Während der Krankheit des Oberstleutnants wurde der Verkauf von Siebenschloß perfekt gemacht. Ich, damals noch ein Neuling, vertrat die Interessen Oversbergs gegen einen mit allen Salben geschmierten Kerl von einem Wirtschaftsrat, der im Namen des Herrn von Siegshofen abschließen sollte. Manchen Vorteil ließ ich mir abgewinnen, mich oft in die Enge treiben. Hatte ich einmal das Feld behauptet, und stritt der andere nur noch zum Scheine weiter, da richtig! war auch schon der liebe Albrecht da und verdarb mir alles mit seinem ewigen: ›Geben Sie nach, schließen Sie ab. Ich habe vorher gelebt, ich werde nachher leben. Der Oberstleutnant kommt zu keiner Gemütsruhe, ehe man ihm nicht den Kaufkontrakt auf die Bettdecke legt.‹

Jeder Mensch hat wohl im Leben etwas, das er sich nie verzeiht – ich habe diesen Verkauf. Die Rechnung Oversbergs war richtig. Zwanzigtausend Gulden mußten ihm bleiben, wenn der Geschäftsmann des Herrn von Siegshofen nicht zu denen gehört hätte, die dem Stier die Hörner vom Kopf herunterhandeln. Unter den obwaltenden, für den Verkäufer höchst ungünstigen Umständen blieben ihm kaum fünfzehn.

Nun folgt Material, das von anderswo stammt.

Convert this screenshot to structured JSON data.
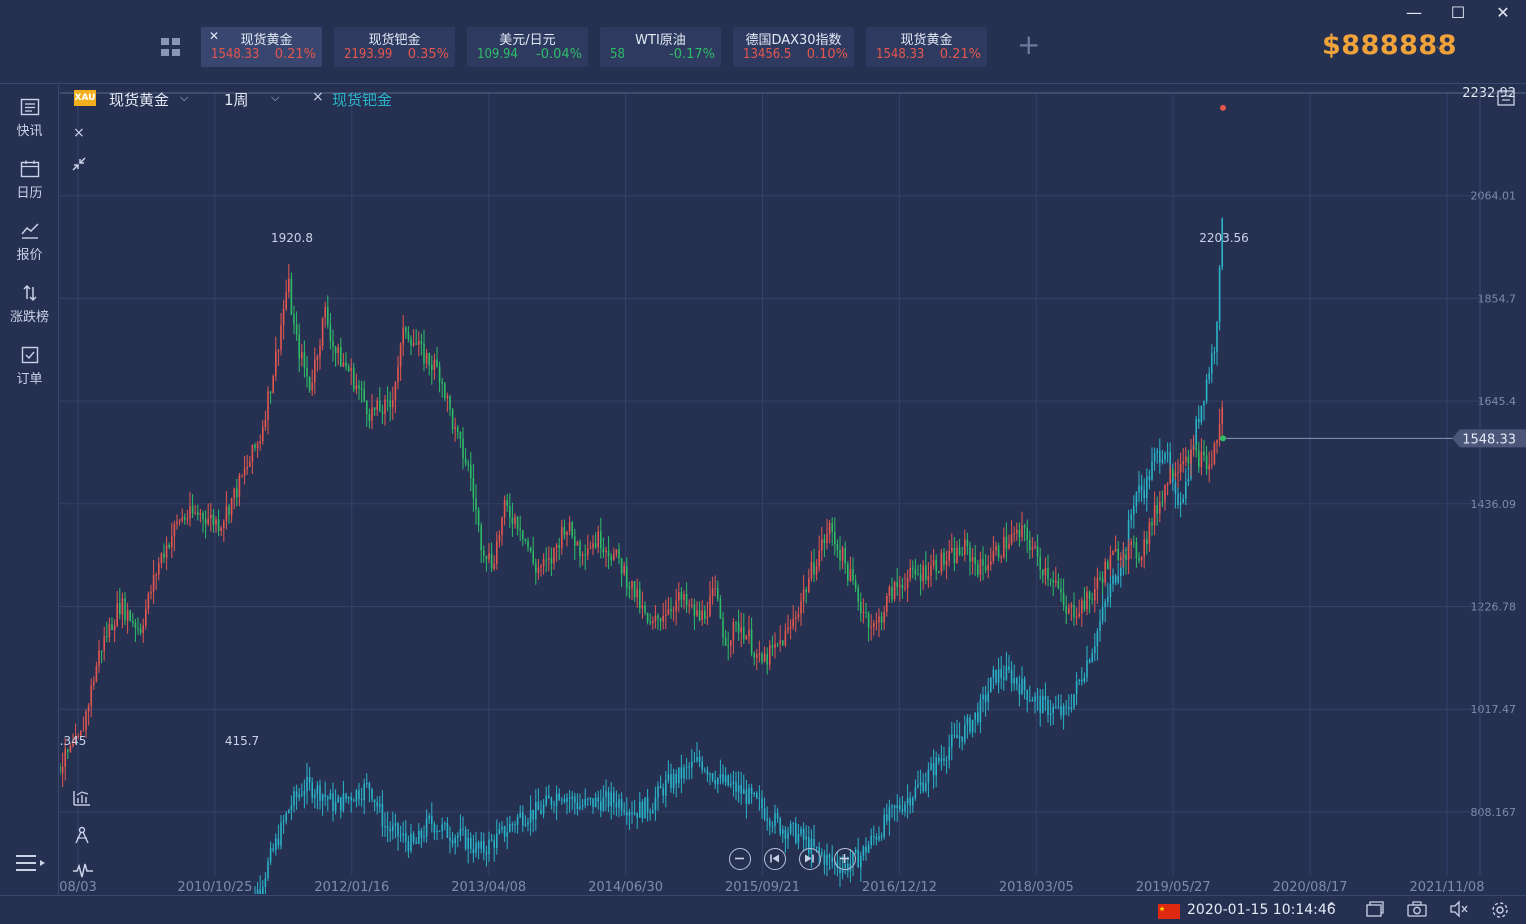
{
  "window": {
    "minimize": "—",
    "maximize": "☐",
    "close": "✕"
  },
  "tickers": [
    {
      "name": "现货黄金",
      "price": "1548.33",
      "change": "0.21%",
      "dir": "up",
      "active": true,
      "close": "✕"
    },
    {
      "name": "现货钯金",
      "price": "2193.99",
      "change": "0.35%",
      "dir": "up",
      "active": false
    },
    {
      "name": "美元/日元",
      "price": "109.94",
      "change": "-0.04%",
      "dir": "down",
      "active": false
    },
    {
      "name": "WTI原油",
      "price": "58",
      "change": "-0.17%",
      "dir": "down",
      "active": false
    },
    {
      "name": "德国DAX30指数",
      "price": "13456.5",
      "change": "0.10%",
      "dir": "up",
      "active": false
    },
    {
      "name": "现货黄金",
      "price": "1548.33",
      "change": "0.21%",
      "dir": "up",
      "active": false
    }
  ],
  "add_tab": "+",
  "balance": "$888888",
  "sidebar": [
    {
      "label": "快讯",
      "icon": "news-icon"
    },
    {
      "label": "日历",
      "icon": "calendar-icon"
    },
    {
      "label": "报价",
      "icon": "quote-icon"
    },
    {
      "label": "涨跌榜",
      "icon": "updown-icon"
    },
    {
      "label": "订单",
      "icon": "order-icon"
    }
  ],
  "chart_header": {
    "badge": "XAU",
    "symbol": "现货黄金",
    "period": "1周",
    "compare_close": "×",
    "compare_symbol": "现货钯金",
    "close": "×"
  },
  "chart_data": {
    "type": "candlestick",
    "series": [
      {
        "name": "现货黄金",
        "color_up": "#e4574e",
        "color_down": "#2ebc67",
        "high_label": "1920.8",
        "low_label": ".345",
        "last": "1548.33"
      },
      {
        "name": "现货钯金",
        "color": "#2ab3c9",
        "high_label": "2203.56",
        "low_label": "415.7"
      }
    ],
    "y_ticks": [
      "2232.92",
      "2064.01",
      "1854.7",
      "1645.4",
      "1436.09",
      "1226.78",
      "1017.47",
      "808.167"
    ],
    "y_range": [
      700,
      2232.92
    ],
    "x_ticks": [
      "08/03",
      "2010/10/25",
      "2012/01/16",
      "2013/04/08",
      "2014/06/30",
      "2015/09/21",
      "2016/12/12",
      "2018/03/05",
      "2019/05/27",
      "2020/08/17",
      "2021/11/08"
    ],
    "last_price_label": "1548.33"
  },
  "status": {
    "datetime": "2020-01-15 10:14:46",
    "caret": "^"
  }
}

Am Tage, nach dem wir dieses traurige Resultat erreicht hatten und die Übergabe stattfinden sollte, erschienen Vater und Sohn Siegshofen in Siebenschloß. Der Vater, ein kleiner, schlauer schlagfertiger Mann, mit einem Gesichte wie ein Wiesel, der Sohn fünfundzwanzig Jahre alt, hochaufgeschossen, engbrüstig, blutarm, lauter Nerven, kein Nerv. Er schien sehr verliebt in Fräulein Lene. – Sie ist wahrscheinlich das erste gewesen, nach dessen Besitz er eine Weile schmachten mußte.« -

»Und sie? wie benahm sie sich gegen ihn?« erlaubte ich mir den Herrn Inspektor zu unterbrechen, und er erwiderte: »Nach ihrer gewöhnlichen Manier jedem gegenüber, der sich erkühnte, sie merken zu lassen, daß sie ihm gefiel, und nicht ihr Albrecht war. Da warf sie den Kopf zurück, zog die Augenbrauen zusammen, sah einen fest an mit einem Blick, der, ich sage Ihnen, der sprach nicht, der rief: Schau nur, schau, wie ich dich nicht mag!...

Das aber genierte Herrn Robi nicht. Robi wurde er nämlich genannt, Robert hieß er. Er war in Fräulein Lene verliebt und bekam sie zur Frau, alles übrige galt ihm als nebensächlich. Um ihre Gefühle kümmerte er sich wenig. Was nicht ist, wird werden, dachte er wohl, und wenn's nicht wird, traurig für sie. Auf Oversberg, den armen Teufel, der bescheidentlich aus dem Wege ging, eifersüchtig zu sein, dazu ließ er sich nicht herab.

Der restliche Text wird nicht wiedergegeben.